WEST RIDGE — Zubeda Begum Yasin knew all the answers to the questions scribbled on the chalkboard.
In the advanced English literacy class held at the Indo-American Center, her enthusiastic responses and friendly interactions kept the rest of the class equally engaged.
For Yasin, the Indo-American Center, at 6328 N. California Ave., represents a place in Chicago she can call home.
The 67-year-old Yasin — originally from Karachi, Pakistan — isn’t just a student at the center: She also volunteers every Saturday to teach the students in the beginners’ literacy class.
“I taught for 13 years in Pakistan, and after that I taught for nine years in Saudi Arabia,” she said. “I’ve always had a connection with teaching."
The IAC was founded in 1990 by a group of immigrants from India to help Chicago's growing South Asian immigrant population, assist them in integrating into the United States and foster appreciation for their heritage and culture.
The IAC says it serves over 4,500 people annually using private and corporate donations and government grants.
Students come from a wide range of countries, including Iraq, Iran and Syria. Yasin, who went from mentee to mentor in just about a year, can speak both Urdu and Arabic which helps her communicate with a wide range of other students and staff.
“I remember the first class she came to, she was so quiet,” said Nayantara Abraham, a volunteer teacher at the center. “We talked about being self-conscious, and how you just have to get over it. Now you can see the process, because of her dedication.
"At her age, to decide to learn a new language. She has a such a voracious appetite [for learning.] She never misses a class," Abraham said.
Aside from volunteering and engaging with other students, Yasin also suggested creating a budget-stretching wish list of everyday items, leading to valuable donations such as stationery and toilet paper.

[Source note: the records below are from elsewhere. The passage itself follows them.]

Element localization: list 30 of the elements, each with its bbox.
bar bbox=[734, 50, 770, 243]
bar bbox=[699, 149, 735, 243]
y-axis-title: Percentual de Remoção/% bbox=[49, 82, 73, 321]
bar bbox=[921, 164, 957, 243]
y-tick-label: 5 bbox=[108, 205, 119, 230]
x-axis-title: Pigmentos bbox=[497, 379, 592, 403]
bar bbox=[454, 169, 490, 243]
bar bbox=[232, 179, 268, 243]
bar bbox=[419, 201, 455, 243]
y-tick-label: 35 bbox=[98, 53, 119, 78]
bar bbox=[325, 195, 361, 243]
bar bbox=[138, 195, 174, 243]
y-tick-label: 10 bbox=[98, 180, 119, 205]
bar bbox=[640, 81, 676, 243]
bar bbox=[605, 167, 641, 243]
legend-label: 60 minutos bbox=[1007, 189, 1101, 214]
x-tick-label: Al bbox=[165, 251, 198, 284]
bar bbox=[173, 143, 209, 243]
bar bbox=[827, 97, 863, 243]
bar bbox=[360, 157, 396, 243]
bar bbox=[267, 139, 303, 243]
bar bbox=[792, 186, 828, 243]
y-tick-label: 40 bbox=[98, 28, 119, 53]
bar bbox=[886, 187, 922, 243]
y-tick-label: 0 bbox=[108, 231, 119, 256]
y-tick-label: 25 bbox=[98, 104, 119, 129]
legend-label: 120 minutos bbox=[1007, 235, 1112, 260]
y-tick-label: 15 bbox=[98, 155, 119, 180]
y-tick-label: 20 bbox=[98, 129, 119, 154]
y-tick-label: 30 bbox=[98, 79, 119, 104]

The Indo-American Center has been working hard to raise civic awareness among immigrants in the West Ridge and Devon community. With the current presidential election buzz, the center has been bringing student volunteers to tour the neighborhood to spread the word about how to vote.
Renuka Sharma, the center's literacy program coordinator, said civics are part of the advanced English lessons: “We need to talk about current political events as it constitutes a part of living in this country.”
Based on 2014 census estimates, about 5 percent of the 567,000 foreign-born Chicagoans are from South Central Asia, which includes India and countries surrounding it. In West Ridge, more than 8,000 residents were born in South Central Asia, about 11 percent of the neighborhood population.
The Indo-American Center hosts a variety of offerings, including after-school youth programs, a seniors’ program and computer literacy classes.
“Most of our clients cannot speak English, and so it’s important for us to be here to help, such as learning English to get employed,” said Selma D’Souza, the executive director of the center.
For Yasin, her commitment to English education and the center could be seen in a speech she gave in Springfield in May to promote civic and community engagement among Asian Immigrants. The speech, titled “I Speak Power” was completely written by her in English, and she used a dictionary to make sure she got every word right.
“From our mothers’ wombs to the day we are lowered into our graves,” she said, “until that day we need to strive hard to acquire an education.”